Investment

Understanding SPV Structures: How Your Investment Is Protected

April 28, 2025 By Investment Desk 6 min read
SPV Investment Structure
← Back to Blog

What Is a Special Purpose Vehicle?

A Special Purpose Vehicle (SPV) is a legally independent entity created to hold a specific asset - in CarSplit's case, a single premium vehicle. The SPV exists solely to own that asset, collect revenue from it, and distribute returns to shareholders. This structure has been a cornerstone of institutional investment for decades, used by private equity funds, real estate investment trusts, and major banks worldwide.
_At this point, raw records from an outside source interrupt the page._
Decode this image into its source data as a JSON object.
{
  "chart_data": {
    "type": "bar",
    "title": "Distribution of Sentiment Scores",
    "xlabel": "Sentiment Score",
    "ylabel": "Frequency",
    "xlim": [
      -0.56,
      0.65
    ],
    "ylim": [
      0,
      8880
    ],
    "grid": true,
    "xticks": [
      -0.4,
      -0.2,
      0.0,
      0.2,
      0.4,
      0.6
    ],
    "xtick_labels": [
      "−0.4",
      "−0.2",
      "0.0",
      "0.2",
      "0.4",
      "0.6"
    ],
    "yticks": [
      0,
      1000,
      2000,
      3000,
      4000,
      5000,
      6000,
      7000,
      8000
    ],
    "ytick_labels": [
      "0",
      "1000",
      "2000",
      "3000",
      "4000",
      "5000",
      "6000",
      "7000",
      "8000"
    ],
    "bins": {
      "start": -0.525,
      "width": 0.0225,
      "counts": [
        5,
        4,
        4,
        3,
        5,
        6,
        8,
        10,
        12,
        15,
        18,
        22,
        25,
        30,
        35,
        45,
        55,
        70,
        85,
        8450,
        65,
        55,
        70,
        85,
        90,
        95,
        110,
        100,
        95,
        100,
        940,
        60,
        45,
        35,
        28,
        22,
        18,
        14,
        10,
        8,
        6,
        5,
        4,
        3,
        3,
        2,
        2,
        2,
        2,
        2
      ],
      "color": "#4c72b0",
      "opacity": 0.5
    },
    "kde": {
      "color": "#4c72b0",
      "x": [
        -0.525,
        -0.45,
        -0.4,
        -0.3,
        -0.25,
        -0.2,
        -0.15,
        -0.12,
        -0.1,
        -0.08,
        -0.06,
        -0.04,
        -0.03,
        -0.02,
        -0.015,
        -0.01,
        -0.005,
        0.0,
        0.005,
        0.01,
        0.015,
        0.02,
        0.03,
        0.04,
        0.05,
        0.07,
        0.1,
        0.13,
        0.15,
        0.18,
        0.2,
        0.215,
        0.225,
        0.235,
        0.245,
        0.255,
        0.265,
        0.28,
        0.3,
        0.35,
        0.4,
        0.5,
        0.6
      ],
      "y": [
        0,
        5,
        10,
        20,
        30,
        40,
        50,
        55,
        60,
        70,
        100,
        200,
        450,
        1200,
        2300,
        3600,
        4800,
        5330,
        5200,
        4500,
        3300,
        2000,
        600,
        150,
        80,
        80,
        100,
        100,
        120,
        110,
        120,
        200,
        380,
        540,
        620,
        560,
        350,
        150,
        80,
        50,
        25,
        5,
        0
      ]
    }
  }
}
By isolating each vehicle within its own legal entity, CarSplit ensures that the financial performance or legal exposure of one vehicle cannot affect another. If Vehicle A has a costly mechanical issue, Vehicle B's investors are completely unaffected. This ring-fencing is one of the most important investor protection mechanisms in structured finance.

How Shares Work

Each CarSplit SPV is divided into a fixed number of shares - typically between 500 and 2,000 depending on the vehicle's value. When you purchase shares, you acquire legal fractional ownership of that specific vehicle. Your ownership is recorded on CarSplit's immutable ledger and backed by the SPV's constitutional documents filed with the DIFC.

Revenue distribution is proportional and automatic. If the Lamborghini Urus generates AED 85,000 in net rental revenue in a given month, and you hold 2% of the SPV, AED 1,700 is credited to your CarSplit wallet by the 15th of the following month.
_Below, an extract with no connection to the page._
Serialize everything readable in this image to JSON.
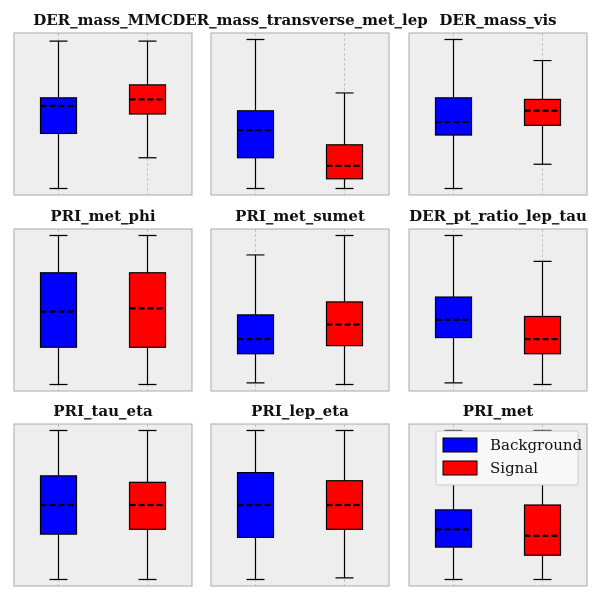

Legal Protections for Investors

The DIFC legal framework provides robust investor protections that go beyond most offshore jurisdictions. Key elements include:

  • Mandatory registration of all SPVs with the DIFC Registrar of Companies
  • Quarterly audited financial statements for each vehicle
  • Segregated escrow accounts for investor funds during acquisition phase
  • Independent board oversight for SPVs above a certain value threshold
  • Access to DIFC Courts for dispute resolution under English common law

Exit Mechanisms

Investors are not locked into CarSplit SPVs indefinitely. Three exit pathways exist. First, the secondary marketplace allows any investor to list their shares for sale at any time, at a price they set. Transactions are peer-to-peer with CarSplit facilitating and verifying transfers. Second, at the end of each vehicle's operational cycle (typically 24-36 months), the SPV sells the vehicle and distributes the net sale proceeds proportionally. Third, in certain circumstances, CarSplit may offer a buyback at fair market value.

Investment Best Practices

As with any investment vehicle, diversification is key. CarSplit recommends investors build positions across multiple SPVs rather than concentrating capital in a single vehicle. This spreads occupancy risk, maintenance risk, and market risk across a portfolio of assets rather than a single point of failure.

A well-constructed CarSplit portfolio might include positions in three to five vehicles across different models and price points - providing exposure to different customer segments (corporate vs. tourist, family vs. enthusiast) and reducing dependence on any single vehicle's performance.